Nature, Nurture, Hope

The physical traits of a person are easy to tie to the combined DNA of that person’s parents. I inherited the shape of my thumbs and large toes from my dad. Mom contributed the fair of my hair, skin, and the need for mascara if I want to look as though I have eyelashes. The mixing of my dad’s brown and my mom’s blue eyes resulted in my sometimes blue, sometimes green hazels, a physical trait I love. Moving away from physical to traits of personality, and perhaps abilities, the idea of Nature vs Nurture comes in to play.

How does a person become compulsive, melancholy, tolerant, happy, or addicted? I never thought much about this question until preparing to adopt our beautiful son. The act of attaching a human to ourselves that we didn’t produce, prompted me and my partner to begin paying close attention to what makes somebody be that somebody.

Some of my skills or traits have been easy to tag as nature: lack of definition between ankle & calf (all paternal); high level of organizational skill (mom); active imagination (dad); conclusion jumping (mom); proclivity to stand on soap boxes (dad); my love of cleaned off kitchen countertops (mom); how music moves me (dad).

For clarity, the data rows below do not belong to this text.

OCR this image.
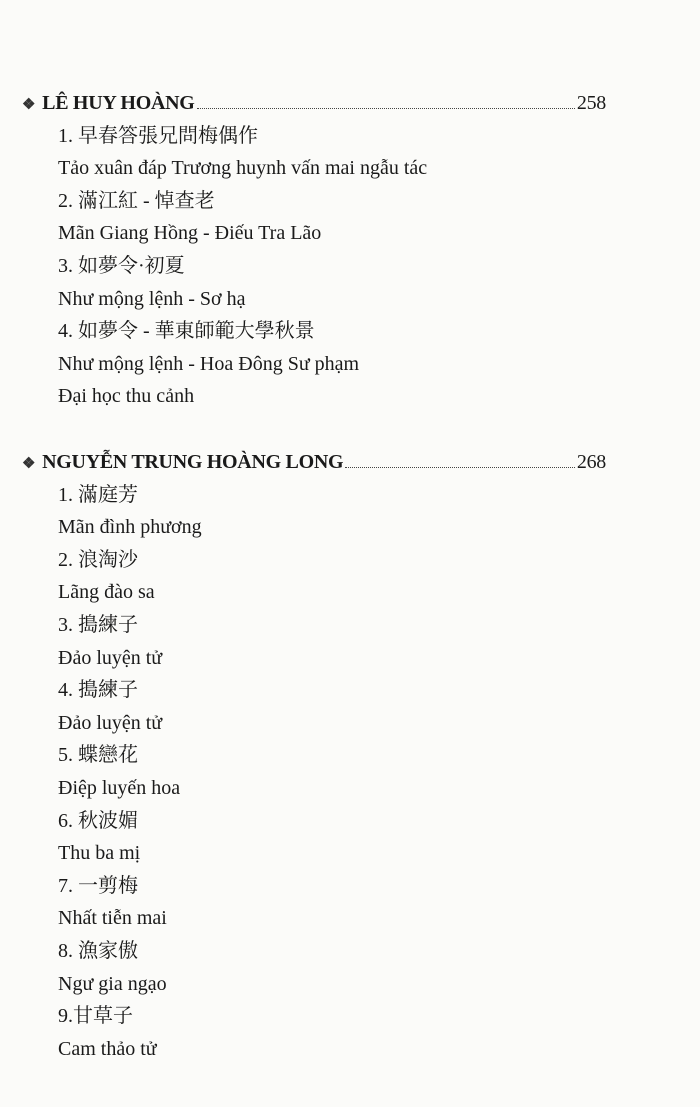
❖ LÊ HUY HOÀNG	258
1. 早春答張兄問梅偶作
Tảo xuân đáp Trương huynh vấn mai ngẫu tác
2. 滿江紅 - 悼查老
Mãn Giang Hồng - Điếu Tra Lão
3. 如夢令·初夏
Như mộng lệnh - Sơ hạ
4. 如夢令 - 華東師範大學秋景
Như mộng lệnh - Hoa Đông Sư phạm
Đại học thu cảnh
❖ NGUYỄN TRUNG HOÀNG LONG	268
1. 滿庭芳
Mãn đình phương
2. 浪淘沙
Lãng đào sa
3. 搗練子
Đảo luyện tử
4. 搗練子
Đảo luyện tử
5. 蝶戀花
Điệp luyến hoa
6. 秋波媚
Thu ba mị
7. 一剪梅
Nhất tiễn mai
8. 漁家傲
Ngư gia ngạo
9.甘草子
Cam thảo tử
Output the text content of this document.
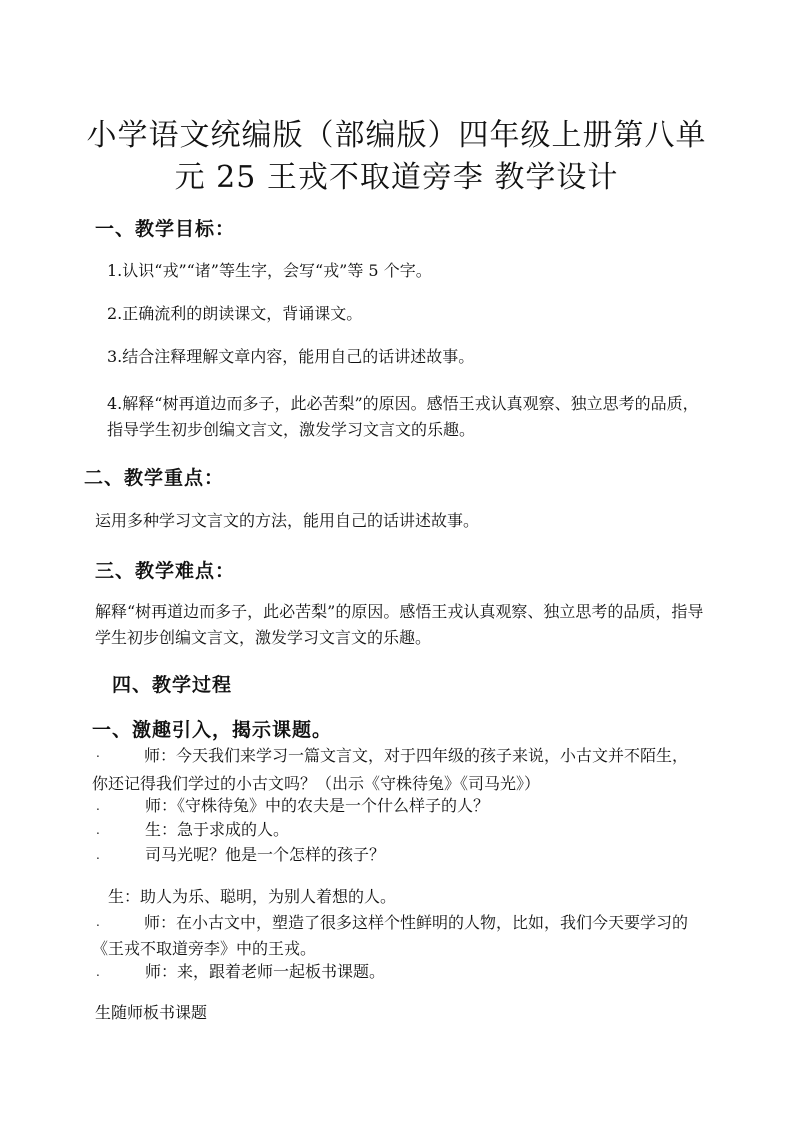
小学语文统编版（部编版）四年级上册第八单
元 25 王戎不取道旁李 教学设计
一、教学目标：
1.认识“戎”“诸”等生字，会写“戎”等 5 个字。
2.正确流利的朗读课文，背诵课文。
3.结合注释理解文章内容，能用自己的话讲述故事。
4.解释“树再道边而多子，此必苦梨”的原因。感悟王戎认真观察、独立思考的品质，指导学生初步创编文言文，激发学习文言文的乐趣。
二、教学重点：
运用多种学习文言文的方法，能用自己的话讲述故事。
三、教学难点：
解释“树再道边而多子，此必苦梨”的原因。感悟王戎认真观察、独立思考的品质，指导学生初步创编文言文，激发学习文言文的乐趣。
四、教学过程
一、激趣引入，揭示课题。
.	师：今天我们来学习一篇文言文，对于四年级的孩子来说，小古文并不陌生，你还记得我们学过的小古文吗？（出示《守株待兔》《司马光》）
.	师：《守株待兔》中的农夫是一个什么样子的人？
.	生：急于求成的人。
.	司马光呢？他是一个怎样的孩子？
生：助人为乐、聪明，为别人着想的人。
.	师：在小古文中，塑造了很多这样个性鲜明的人物，比如，我们今天要学习的《王戎不取道旁李》中的王戎。
.	师：来，跟着老师一起板书课题。
生随师板书课题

Other traits are the seeming result of the genetic input of my parents, coupled with the physical and emotional environments I occupied. I think my dad’s love of words and innate imaginative skill coupled with my mom taking time to read to me caused my life long love of books. I think I acquired my level of can-do from my grandparents, though the tempering by dad’s melancholy and mom’s compulsion created a mutation that, at times, renders me useless.

I don’t think any trait is solely produced by environment. I think innate physical and mental abilities will stunt or bloom given one’s environment. I grew up with an aversion to competition, having ability but never going very far in music or tennis or writing. The lack of confidence in both my parents, their lack of seeing themselves as successful,  kept them from knowing how to encourage me into someone they were not. A college professor of mine, a poet who loved gaelic, was the first person to ever urge me to take my writing somewhere. I didn’t have an emotional place for her words and blew them off until a few years ago. I started to think of me and what I wanted as a good thing. I began to take what I was given innately, what I had been given environmentally, and with what I saw that I wanted, started sifting, sorting, discarding, adding.  Where this blog could be an amalgamation, combining love of language with the need for validation and significance which emanated from my dad, I choose for it something else. Through awareness, I can find things that may have roots in dysfunction, but are healthy when turned toward the positive. Writing as a cognitive exercise, writing as a means of transparency, writing because I want to, writing because I can, take the place of need or lack as  ignition.

I grew up with the successes and limitations of my family. We all do. I choose to take the qualities and skills they gave me, reshape as necessary, then add more chances to try, more opportunities to improve. Cheers!